I have been doing this for years. In that time, I have never found a cat that learned not to run in there. And they never learn to come out so they don't get trapped in there. They hate being locked inside a dark room. But they run in there anyway -- every time.
They are busybodies. They just have to know what we have stored in there. I don't know why. It's some kind of natural nosiness. I guess they want to know their territory. They explore everything -- and learn nothing. The curiosity of a cat does indeed exceed the memory of a cat.
If you did that to me, I would learn. If I were visiting in your home and accompanied you to your storage room, I would not make it difficult to get me out of there. In the first place, I wouldn't go climbing around the shelves rummaging through the boxes. And I would leave when asked like a civilized person.

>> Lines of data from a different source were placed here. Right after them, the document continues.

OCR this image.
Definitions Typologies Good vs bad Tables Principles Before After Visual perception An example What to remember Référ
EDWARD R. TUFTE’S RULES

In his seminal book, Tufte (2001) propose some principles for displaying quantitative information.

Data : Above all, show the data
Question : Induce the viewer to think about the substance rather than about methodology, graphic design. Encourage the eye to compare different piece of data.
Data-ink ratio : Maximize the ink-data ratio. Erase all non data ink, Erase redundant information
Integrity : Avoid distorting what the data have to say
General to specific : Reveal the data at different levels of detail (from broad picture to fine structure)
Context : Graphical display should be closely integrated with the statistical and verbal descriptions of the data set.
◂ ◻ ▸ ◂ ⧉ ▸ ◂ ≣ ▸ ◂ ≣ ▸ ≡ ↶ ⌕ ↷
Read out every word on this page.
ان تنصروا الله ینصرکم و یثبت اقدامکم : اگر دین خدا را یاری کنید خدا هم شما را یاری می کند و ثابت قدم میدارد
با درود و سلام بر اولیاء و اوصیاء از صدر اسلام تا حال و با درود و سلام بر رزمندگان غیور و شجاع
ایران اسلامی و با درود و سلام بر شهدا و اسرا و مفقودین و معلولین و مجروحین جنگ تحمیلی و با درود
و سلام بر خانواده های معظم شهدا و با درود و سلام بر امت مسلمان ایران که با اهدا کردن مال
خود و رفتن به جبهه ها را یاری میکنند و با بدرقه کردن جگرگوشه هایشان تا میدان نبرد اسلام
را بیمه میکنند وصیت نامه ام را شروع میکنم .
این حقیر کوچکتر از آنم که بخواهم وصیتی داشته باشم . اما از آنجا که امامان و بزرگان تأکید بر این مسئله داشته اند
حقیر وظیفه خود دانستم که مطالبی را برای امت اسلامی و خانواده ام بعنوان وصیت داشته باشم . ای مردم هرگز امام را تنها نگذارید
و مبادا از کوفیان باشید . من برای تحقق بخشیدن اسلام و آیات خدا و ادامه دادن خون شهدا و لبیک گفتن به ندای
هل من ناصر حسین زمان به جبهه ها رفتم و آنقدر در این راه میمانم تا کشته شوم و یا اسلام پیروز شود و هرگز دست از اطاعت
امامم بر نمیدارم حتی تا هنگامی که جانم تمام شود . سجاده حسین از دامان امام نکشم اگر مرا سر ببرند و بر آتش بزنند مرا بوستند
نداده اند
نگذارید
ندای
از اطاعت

Even if, just once, I did refuse to come out and you closed the door and locked me in there to teach me a lesson, I would never do it again.
But not a cat. Cats are like repeat offenders in the criminal justice system. You would think a grown man would learn, once you had convicted him of stealing, put him in prison and told him the same thing would happen the next time that there would be no next time. You would think, after a few years in the slammer, he truly wouldn't ever do anything like that again.
But some guys never learn. Some of them just can't stay out of other people's money and out of society's storage rooms.
On the other hand, look who's talking. I admit I have been deliberately locking cats in storage rooms for years trying to teach them a lesson they never learn. It never works and yet I keep doing it. Obviously, a cat isn't the only one with a lousy memory.